Aigents News Monitoring — Tips and Tricks

Aigents with Anton Kolonin
13 min readMar 17, 2018

Introduction

Let’s talk how to use Aigents engine for custom news monitoring. The Aigents engine can be deployed on either demo site https://aigents.com/ or installed at at any other site following the instructions available at http://aigents.com/download/latest/readme.html

In order to do news monitoring with Aigents, few things may be required, as follows:

  • Create Topics and Patterns
  • Create Sites
  • Understand Searching and Monitoring
  • Configure Settings
  • Set-up Integration with Social Networks
  • Control Monitoring
  • Export Channel and RSS feed
  • Refer to References

Aigents Topics and Patterns

Aigents does news monitoring on basis of what we called Topics, where each Topic may have one or more Patterns. Historically, topics in Aigents are identified by word “knows” in Aigents Language, as a topic refers to something that is “known” by user.

Three ways to create Patterns for Topics

There are three ways to create alternative keywords or keyword combinations, as follows. Each of the three ways is possible with chat-style interaction with Aigents engine via Aigents language — can do via “Chat” view of Aigents Demo Web UI at https://aigents.com/. Two of them are possible also possible via “Topics” view of Aigents Demo Web UI.

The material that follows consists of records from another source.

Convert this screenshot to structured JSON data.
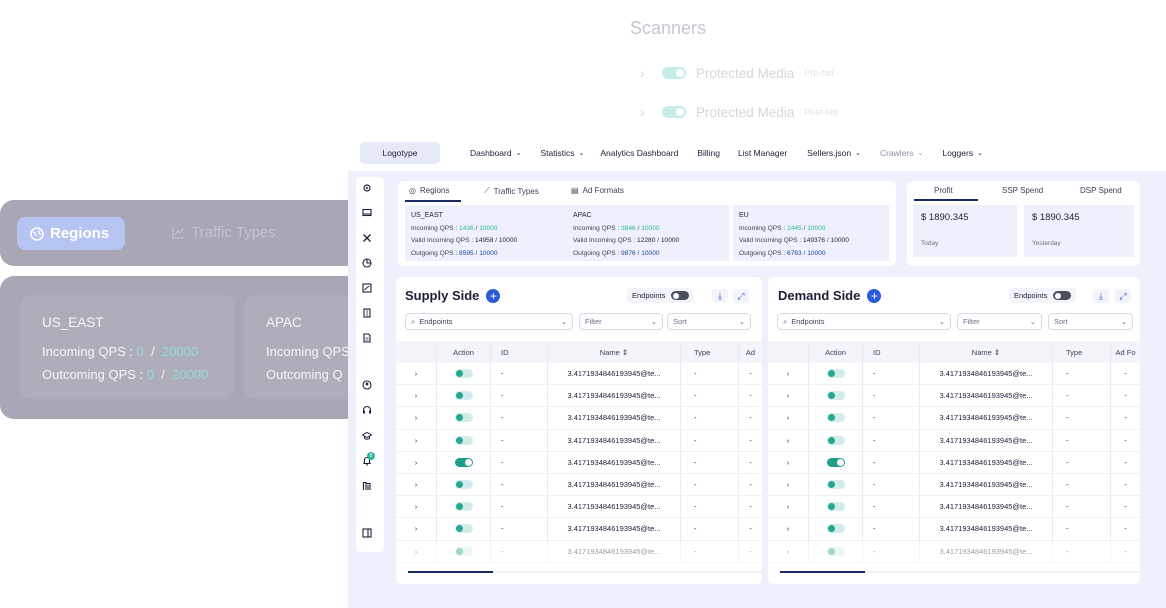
{
  "scanners": {
    "title": "Scanners",
    "rows": [
      {
        "label": "Protected Media",
        "tag": "Pre-bid"
      },
      {
        "label": "Protected Media",
        "tag": "Post-bid"
      }
    ]
  },
  "zoom": {
    "tabs": [
      "Regions",
      "Traffic Types"
    ],
    "cards": [
      {
        "region": "US_EAST",
        "incoming_label": "Incoming QPS :",
        "incoming": "0",
        "incoming_max": "20000",
        "outcoming_label": "Outcoming QPS :",
        "outcoming": "0",
        "outcoming_max": "20000"
      },
      {
        "region": "APAC",
        "incoming_label": "Incoming QPS",
        "outcoming_label": "Outcoming Q"
      }
    ]
  },
  "nav": {
    "logo": "Logotype",
    "items": [
      "Dashboard",
      "Statistics",
      "Analytics Dashboard",
      "Billing",
      "List Manager",
      "Sellers.json",
      "Crawlers",
      "Loggers"
    ]
  },
  "regions_card": {
    "tabs": [
      "Regions",
      "Traffic Types",
      "Ad Formats"
    ],
    "regions": [
      {
        "name": "US_EAST",
        "incoming_label": "Incoming QPS :",
        "incoming": "1436",
        "incoming_max": "10000",
        "valid_label": "Valid Incoming QPS :",
        "valid": "14958",
        "valid_max": "10000",
        "outgoing_label": "Outgoing QPS :",
        "outgoing": "8595",
        "outgoing_max": "10000"
      },
      {
        "name": "APAC",
        "incoming_label": "Incoming QPS :",
        "incoming": "3846",
        "incoming_max": "10000",
        "valid_label": "Valid Incoming QPS :",
        "valid": "12280",
        "valid_max": "10000",
        "outgoing_label": "Outgoing QPS :",
        "outgoing": "9876",
        "outgoing_max": "10000"
      },
      {
        "name": "EU",
        "incoming_label": "Incoming QPS :",
        "incoming": "2445",
        "incoming_max": "10000",
        "valid_label": "Valid Incoming QPS :",
        "valid": "149376",
        "valid_max": "10000",
        "outgoing_label": "Outgoing QPS :",
        "outgoing": "6763",
        "outgoing_max": "10000"
      }
    ]
  },
  "profit_card": {
    "tabs": [
      "Profit",
      "SSP Spend",
      "DSP Spend"
    ],
    "boxes": [
      {
        "value": "$ 1890.345",
        "label": "Today"
      },
      {
        "value": "$ 1890.345",
        "label": "Yesterday"
      }
    ]
  },
  "supply": {
    "title": "Supply Side",
    "endpoints_label": "Endpoints",
    "endpoints_placeholder": "Endpoints",
    "filter": "Filter",
    "sort": "Sort",
    "columns": [
      "Action",
      "ID",
      "Name",
      "Type",
      "Ad"
    ],
    "rows": [
      {
        "id": "-",
        "name": "3.4171934846193945@te...",
        "type": "-",
        "ad": "-",
        "on": false
      },
      {
        "id": "-",
        "name": "3.4171934846193945@te...",
        "type": "-",
        "ad": "-",
        "on": false
      },
      {
        "id": "-",
        "name": "3.4171934846193945@te...",
        "type": "-",
        "ad": "-",
        "on": false
      },
      {
        "id": "-",
        "name": "3.4171934846193945@te...",
        "type": "-",
        "ad": "-",
        "on": false
      },
      {
        "id": "-",
        "name": "3.4171934846193945@te...",
        "type": "-",
        "ad": "-",
        "on": true
      },
      {
        "id": "-",
        "name": "3.4171934846193945@te...",
        "type": "-",
        "ad": "-",
        "on": false
      },
      {
        "id": "-",
        "name": "3.4171934846193945@te...",
        "type": "-",
        "ad": "-",
        "on": false
      },
      {
        "id": "-",
        "name": "3.4171934846193945@te...",
        "type": "-",
        "ad": "-",
        "on": false
      },
      {
        "id": "-",
        "name": "3.4171934846193945@te...",
        "type": "-",
        "ad": "-",
        "on": false
      }
    ]
  },
  "demand": {
    "title": "Demand Side",
    "endpoints_label": "Endpoints",
    "endpoints_placeholder": "Endpoints",
    "filter": "Filter",
    "sort": "Sort",
    "columns": [
      "Action",
      "ID",
      "Name",
      "Type",
      "Ad Fo"
    ],
    "rows": [
      {
        "id": "-",
        "name": "3.4171934846193945@te...",
        "type": "-",
        "ad": "-",
        "on": false
      },
      {
        "id": "-",
        "name": "3.4171934846193945@te...",
        "type": "-",
        "ad": "-",
        "on": false
      },
      {
        "id": "-",
        "name": "3.4171934846193945@te...",
        "type": "-",
        "ad": "-",
        "on": false
      },
      {
        "id": "-",
        "name": "3.4171934846193945@te...",
        "type": "-",
        "ad": "-",
        "on": false
      },
      {
        "id": "-",
        "name": "3.4171934846193945@te...",
        "type": "-",
        "ad": "-",
        "on": true
      },
      {
        "id": "-",
        "name": "3.4171934846193945@te...",
        "type": "-",
        "ad": "-",
        "on": false
      },
      {
        "id": "-",
        "name": "3.4171934846193945@te...",
        "type": "-",
        "ad": "-",
        "on": false
      },
      {
        "id": "-",
        "name": "3.4171934846193945@te...",
        "type": "-",
        "ad": "-",
        "on": false
      },
      {
        "id": "-",
        "name": "3.4171934846193945@te...",
        "type": "-",
        "ad": "-",
        "on": false
      }
    ]
  },
  "notification_count": "8",
  "colors": {
    "accent": "#2a5bdb",
    "navy": "#1a2a5e",
    "green": "#2bb49b"
  }
}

  1. Create separate topic for each keyword or keyword combination (also doable via Web UI in “Topics” view), e.g.:

My knows “Artificial General Intelligence”, trusts “Artificial General Intelligence”.

My knows AGI, trusts AGI.

2. Create single topic for all keywords or keyword combinations listed in disjunctive set (also doable via Web UI in “Topics” view), e.g.:

My knows “{[Artificial General Intelligence] AGI}”, trusts “{[Artificial General Intelligence] AGI}”.

3. Create single topic for all keywords or keyword combinations as separate patterns attached to topic body (not doable via Web UI), e.g.:

My knows ArtificialGeneralIntelligence, trusts ArtificialGeneralIntelligence.

ArtificialGeneralIntelligence patterns AGI, “Artificial General Intelligence”.

In the cases 1 and above, the “name” of a topic is the “pattern” itself. In case 3, the “name” is just a label and actual patterns are listed in “patterns” property of the topic.

Each topic is referred by “knows” and “trusts” words because of the reason. The “knows” keeps topic in list of items that may be actually searched (if also associated with “trusts”) or suspended for search (if associated with “knows” only). So many topics can be listed as associated with “knows” but only certain subset of them may be actively used for search and respective monitoring — the items associated with “trusts” as well.

Pattern Case Insensitivity

The Aigents patterns are case insensitive. Case sensitivity for patterns may be implemented later with some complication of syntax.

Pattern Structure

Aigents patterns may include the following.

  1. Keywords as individual tokens, e.g.:

intelligence

2. Ordered sets of keywords (skip-grams, with skip distance unlimited within single sentence), separated by spaces or framed with brackets optionally, e.g.:

artificial intelligence

[artificial intelligence]

3. Disjunctive sets of keywords separated by spaces and framed with braces, e.g.:

{ai agi}

4. Disjunctive sets of keywords or ordered sets separated by spaces and framed with braces with ordered sets framed with brackets, e.g.:

{ai agi [artificial intelligence]}

5. Ordered set of anything of the above, e.g.

[artificial {psychology intelligence}]

[{strong general} artificial intelligence]

6. Disjunctive sets of anything of the above, e.g.:

{agi [{strong general} artificial intelligence] [artificial general intelligence]}

7. Anything of the above with some words replaced with regular expressions, e.g.:

/artificial(|ly)$/ /intelligen(t|ce)$/

[{agi [{strong general} artificial intelligence] [artificial general intelligence]} /appl(y|ies|ied|icable)$/ to robotics]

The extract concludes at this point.